I am new to SML and I am trying to practice in SML type reference.I am trying to deduct the below types:

a)fun add42 x =x+42
b)fun comp F G = let fun C x = G(F(x)) in C end
c)fun compA42 x = comp add42 x
d)val foo = compA42 add42
e)fun compCompA42 x = comp compA42 x

I think the solutions for the first four is:

a)int->int
b)(a->b)->(b->c)->a->c
c)(int->a)->int->a
d)int->int

But I am a little bit confused about the last one. Is there any hint to deduct the last type??

Thanks a lot.

Answer 1

Let's do this manually, step-by-step:

fun compCompA42 x = comp compA42 x

1. It's a function, so compCompA42 has type α -> β.
2. compCompA42's return value must be of the same type as comp compA42 x, i.e. β = typeof(comp compA42 x).
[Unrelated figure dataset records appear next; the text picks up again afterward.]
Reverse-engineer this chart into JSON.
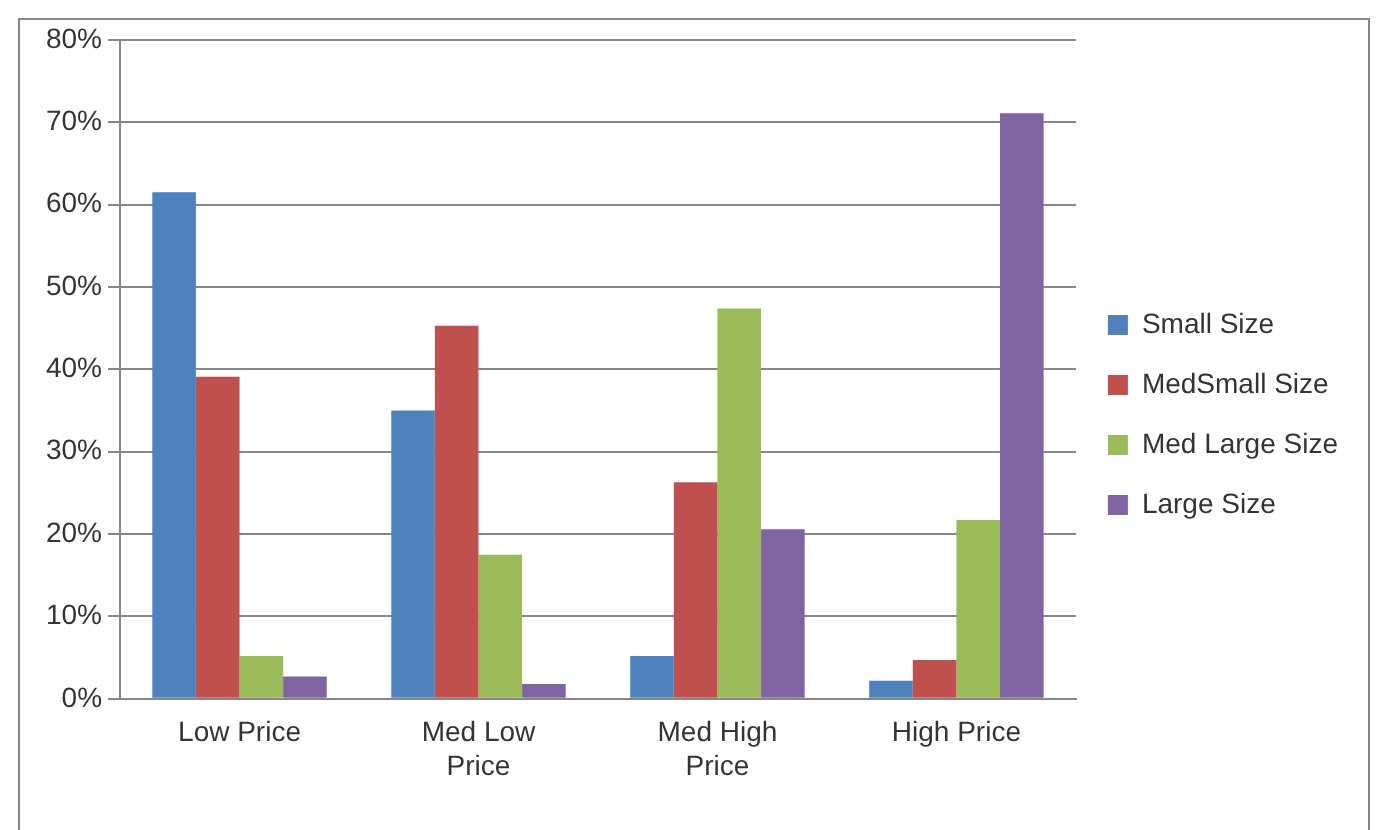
{
  "chart_data": {
    "type": "bar",
    "categories": [
      "Low Price",
      "Med Low Price",
      "Med High Price",
      "High Price"
    ],
    "series": [
      {
        "name": "Small Size",
        "color": "#4f81bd",
        "values": [
          61.5,
          35.0,
          5.2,
          2.2
        ]
      },
      {
        "name": "MedSmall Size",
        "color": "#c0504d",
        "values": [
          39.1,
          45.3,
          26.3,
          4.7
        ]
      },
      {
        "name": "Med Large Size",
        "color": "#9bbb59",
        "values": [
          5.2,
          17.5,
          47.4,
          21.7
        ]
      },
      {
        "name": "Large Size",
        "color": "#8064a2",
        "values": [
          2.7,
          1.8,
          20.6,
          71.1
        ]
      }
    ],
    "ylim": [
      0,
      80
    ],
    "yticks": [
      {
        "value": 0,
        "label": "0%"
      },
      {
        "value": 10,
        "label": "10%"
      },
      {
        "value": 20,
        "label": "20%"
      },
      {
        "value": 30,
        "label": "30%"
      },
      {
        "value": 40,
        "label": "40%"
      },
      {
        "value": 50,
        "label": "50%"
      },
      {
        "value": 60,
        "label": "60%"
      },
      {
        "value": 70,
        "label": "70%"
      },
      {
        "value": 80,
        "label": "80%"
      }
    ],
    "grid": "y",
    "legend": "right"
  }
}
3. We already now the most general type for comp:

   (a -> b) -> (b -> c) -> a -> c

Now, we need to specialize it for the case when a -> b = typeof(compA42) and (b -> c) = α:

4. a -> b = typeof(compA42) = (int -> d) -> int -> d. From this equation follows that a = int -> d and b = int -> d.

5. So, α = b -> c = (int -> d) -> c and β = typeof(comp compA42 x) = a -> c = (int -> d) -> c.

6. Finally, our most general type for compCompA42 is

   α -> β = ((int -> d) -> c) -> (int -> d) -> c.

---

Observe that you can always make some SML interpreter (e.g., smlnj) show you types:

- fun compCompA42 x = comp compA42 x;
val compCompA42 = fn : ((int -> 'a) -> 'b) -> (int -> 'a) -> 'b

And it's the same type we've got manually (just rename d to 'a and c to 'b).